Local Dynamic Stability in Turning and Straight-Line Gait

Author(s):

Segal AD, Orendurff MS, Czerniecki JM, Shofer JB, Klute GK

Year:

2008

Publication Info:

Journal of Biomechanics, 41(7):486-93

Abstract:

Successful community and household ambulation require the ability to navigate corners and maneuver around obstacles, posing unique challenges compared to straight-line walking. The challenges associated with turning may contribute to an increased incidence of falling and the occurrence of fall-related injuries. A measure of stability applied to turning gait may be able to quantify a system's response to naturally occurring disturbances associated with turning and identify subjects at greater risk of falling.
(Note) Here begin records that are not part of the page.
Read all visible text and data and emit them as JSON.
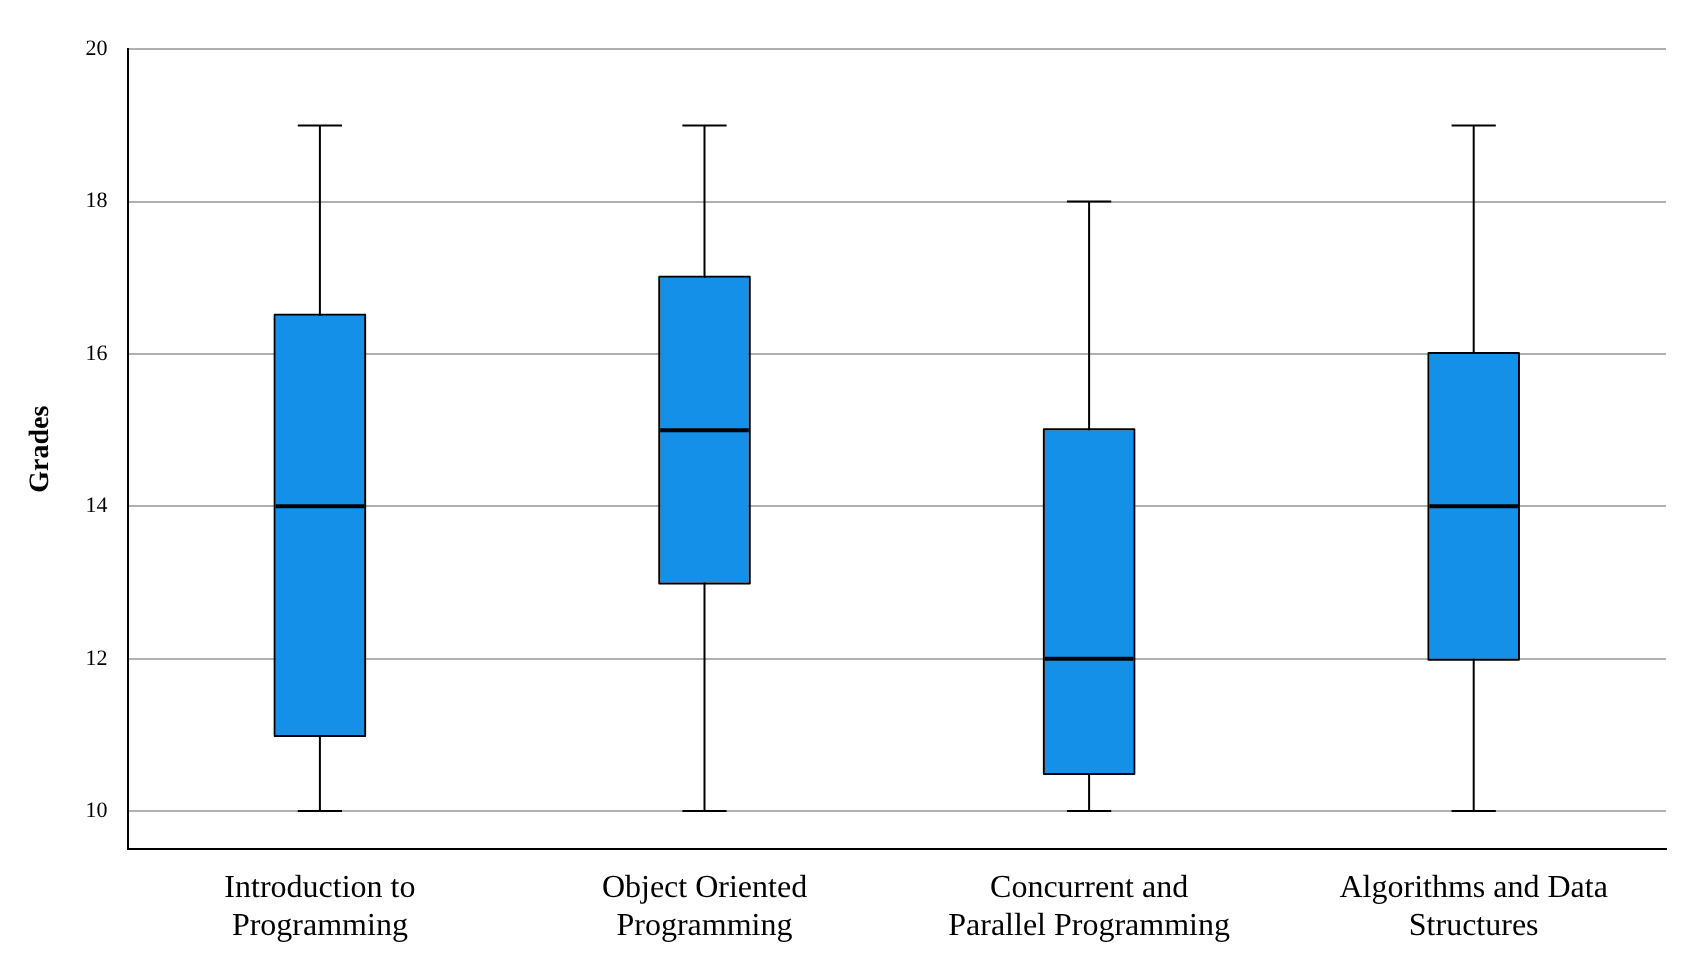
{
  "chart_data": {
    "type": "box",
    "ylabel": "Grades",
    "categories": [
      "Introduction to Programming",
      "Object Oriented Programming",
      "Concurrent and Parallel Programming",
      "Algorithms and Data Structures"
    ],
    "boxes": [
      {
        "low": 10,
        "q1": 11,
        "median": 14,
        "q3": 16.5,
        "high": 19
      },
      {
        "low": 10,
        "q1": 13,
        "median": 15,
        "q3": 17,
        "high": 19
      },
      {
        "low": 10,
        "q1": 10.5,
        "median": 12,
        "q3": 15,
        "high": 18
      },
      {
        "low": 10,
        "q1": 12,
        "median": 14,
        "q3": 16,
        "high": 19
      }
    ],
    "color": "#1490e8",
    "ylim": [
      9.5,
      20
    ],
    "yticks": [
      10,
      12,
      14,
      16,
      18,
      20
    ],
    "grid": "y"
  }
}
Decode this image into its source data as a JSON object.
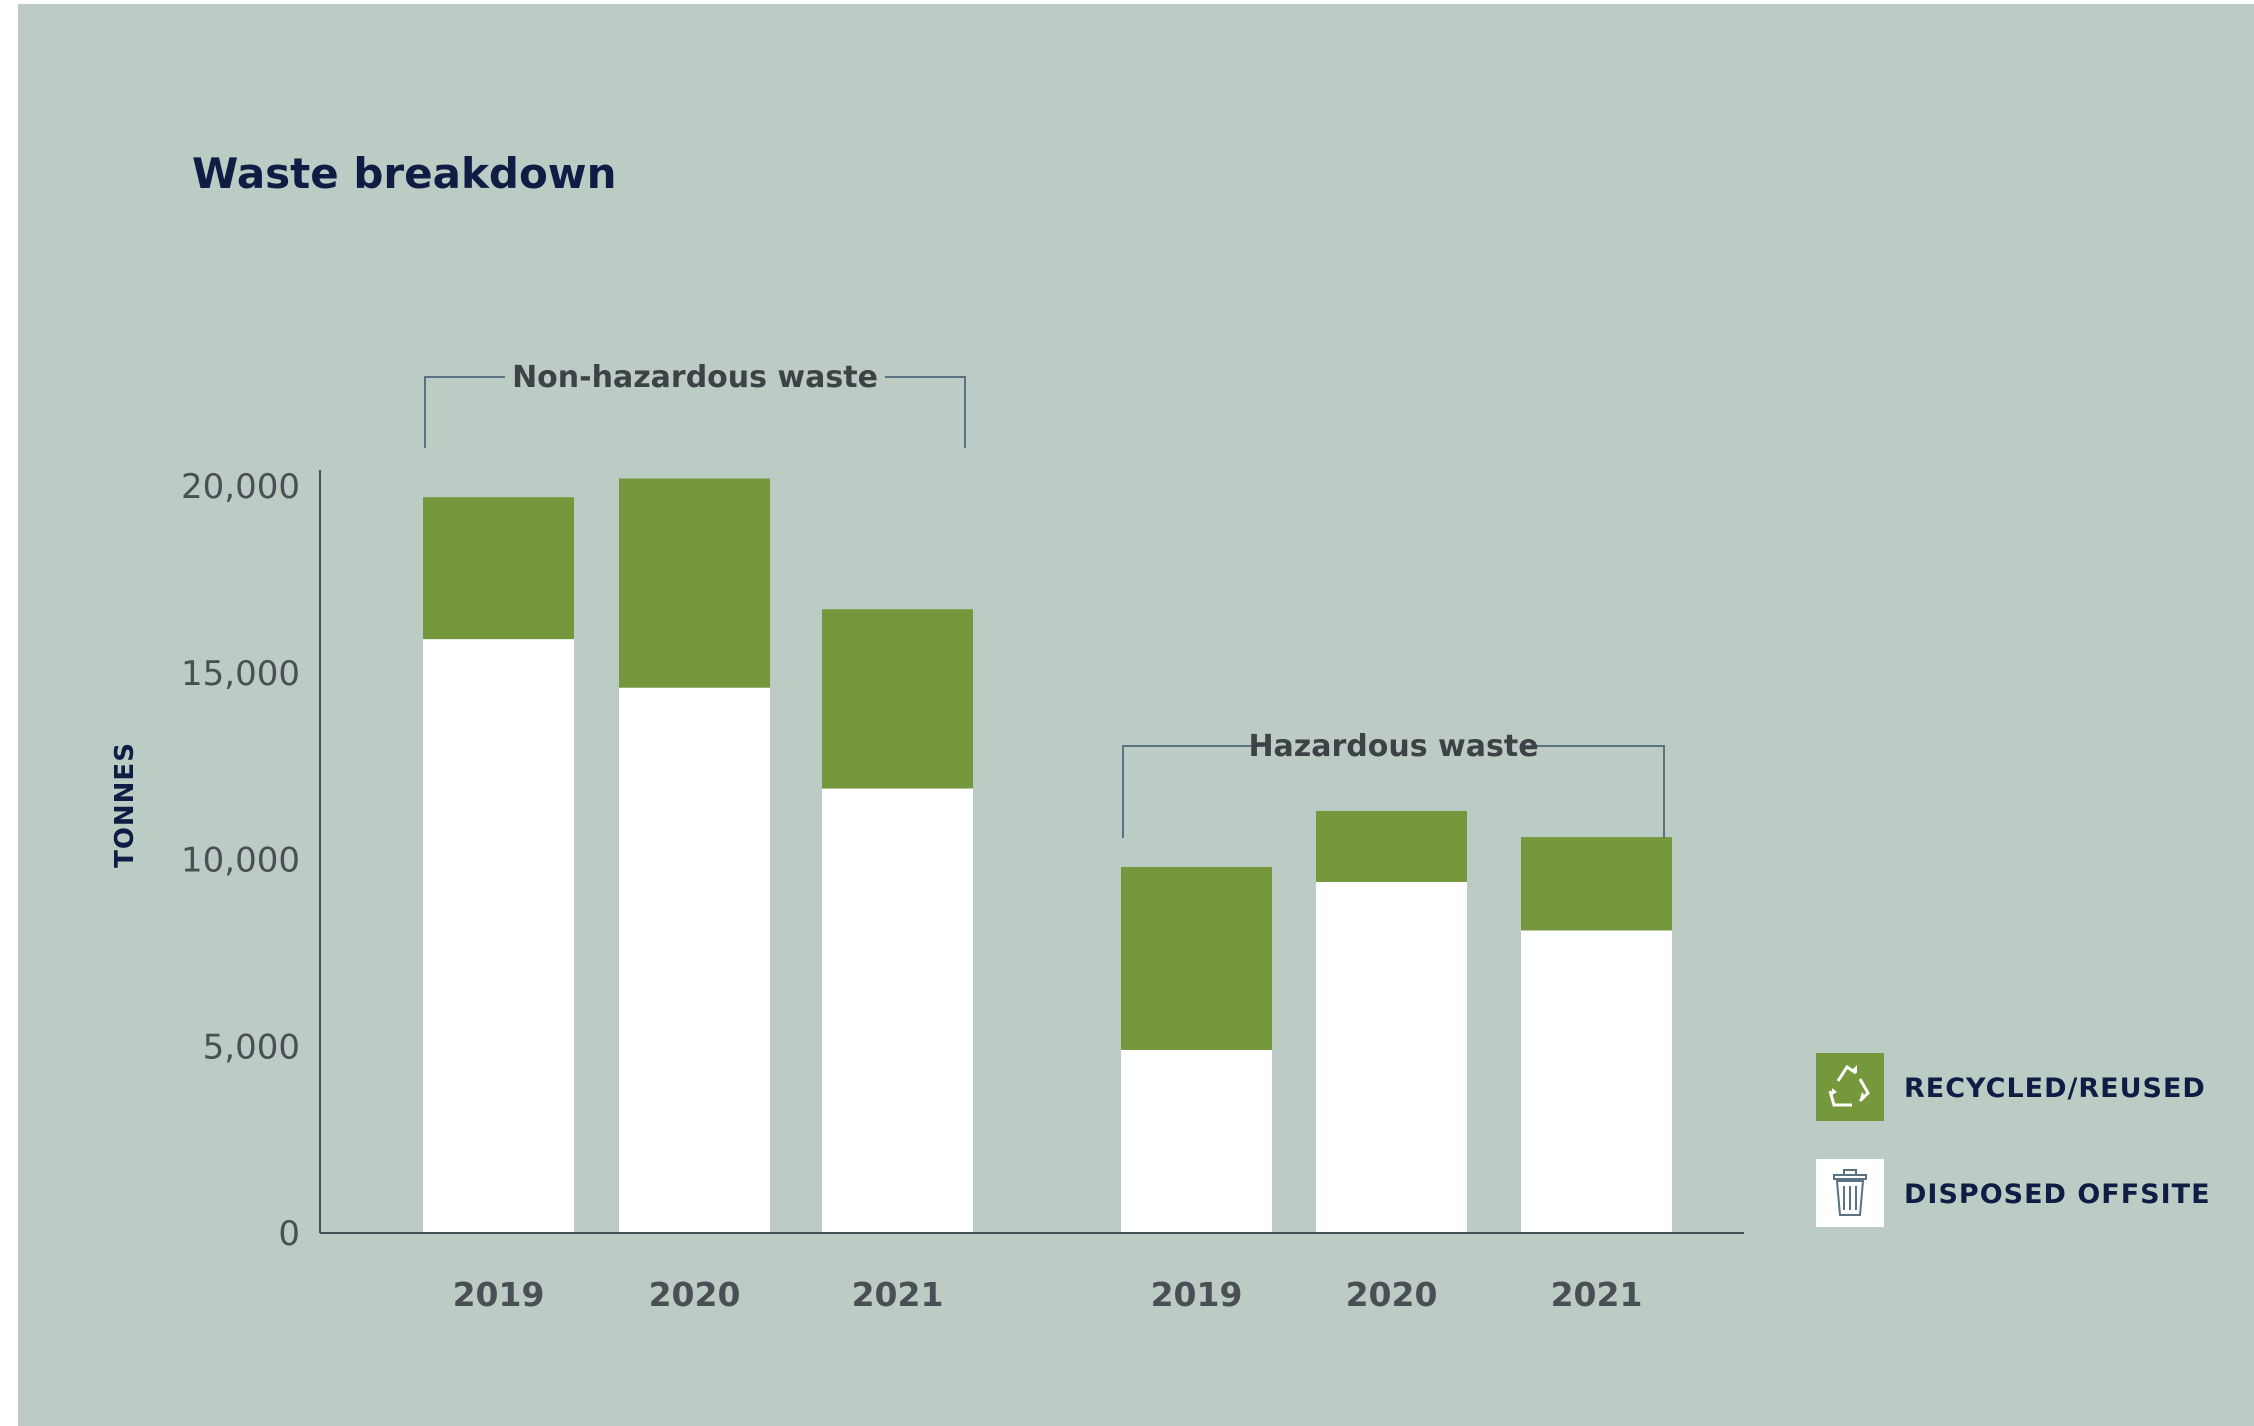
{
  "chart_data": {
    "type": "bar",
    "stacked": true,
    "title": "Waste breakdown",
    "ylabel": "TONNES",
    "xlabel": "",
    "ylim": [
      0,
      20000
    ],
    "yticks": [
      0,
      5000,
      10000,
      15000,
      20000
    ],
    "ytick_labels": [
      "0",
      "5,000",
      "10,000",
      "15,000",
      "20,000"
    ],
    "groups": [
      {
        "label": "Non-hazardous waste",
        "categories": [
          "2019",
          "2020",
          "2021"
        ],
        "series": [
          {
            "name": "DISPOSED OFFSITE",
            "values": [
              15900,
              14600,
              11900
            ]
          },
          {
            "name": "RECYCLED/REUSED",
            "values": [
              3800,
              5600,
              4800
            ]
          }
        ]
      },
      {
        "label": "Hazardous waste",
        "categories": [
          "2019",
          "2020",
          "2021"
        ],
        "series": [
          {
            "name": "DISPOSED OFFSITE",
            "values": [
              4900,
              9400,
              8100
            ]
          },
          {
            "name": "RECYCLED/REUSED",
            "values": [
              4900,
              1900,
              2500
            ]
          }
        ]
      }
    ],
    "legend": {
      "placement": "bottom-right",
      "items": [
        {
          "label": "RECYCLED/REUSED",
          "icon": "recycle-icon",
          "color": "#76983c"
        },
        {
          "label": "DISPOSED OFFSITE",
          "icon": "trash-icon",
          "color": "#ffffff"
        }
      ]
    },
    "colors": {
      "background": "#bccbc4",
      "recycled": "#76983c",
      "disposed": "#ffffff",
      "axis": "#4a4f55",
      "bracket": "#5a7282",
      "title": "#0f1d45"
    },
    "grid": false
  }
}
An index of stability has been used previously to assess the rate of kinematic separation (local dynamic stability) during straight-line gait. The purpose of this study was to determine if local dynamic stability during constant speed turning is reduced compared to straight-line treadmill walking. Maximum finite-time Lyapunov exponents (lambda) were used to estimate the local stability of able-bodied subjects' (n=19) sagittal plane hip, knee, and ankle trajectories for turning compared to straight-line walking at two different walking speeds. Turning lambda was greater than straight lambda for the hip, right knee, and ankle (p<0.05). Turning lambda for the left knee angle was similar to straight lambda. There were no differences in lambda between left and right limbs for the hip and ankle and also no differences between the inside and outside limbs during turning for all joints. These findings indicate able-bodied subjects' hip, right knee, and ankle kinematics are less locally stable while turning than walking in a straight line and may be used as a comparative tool for determining the efficacy of therapeutic interventions for mobility-impaired populations.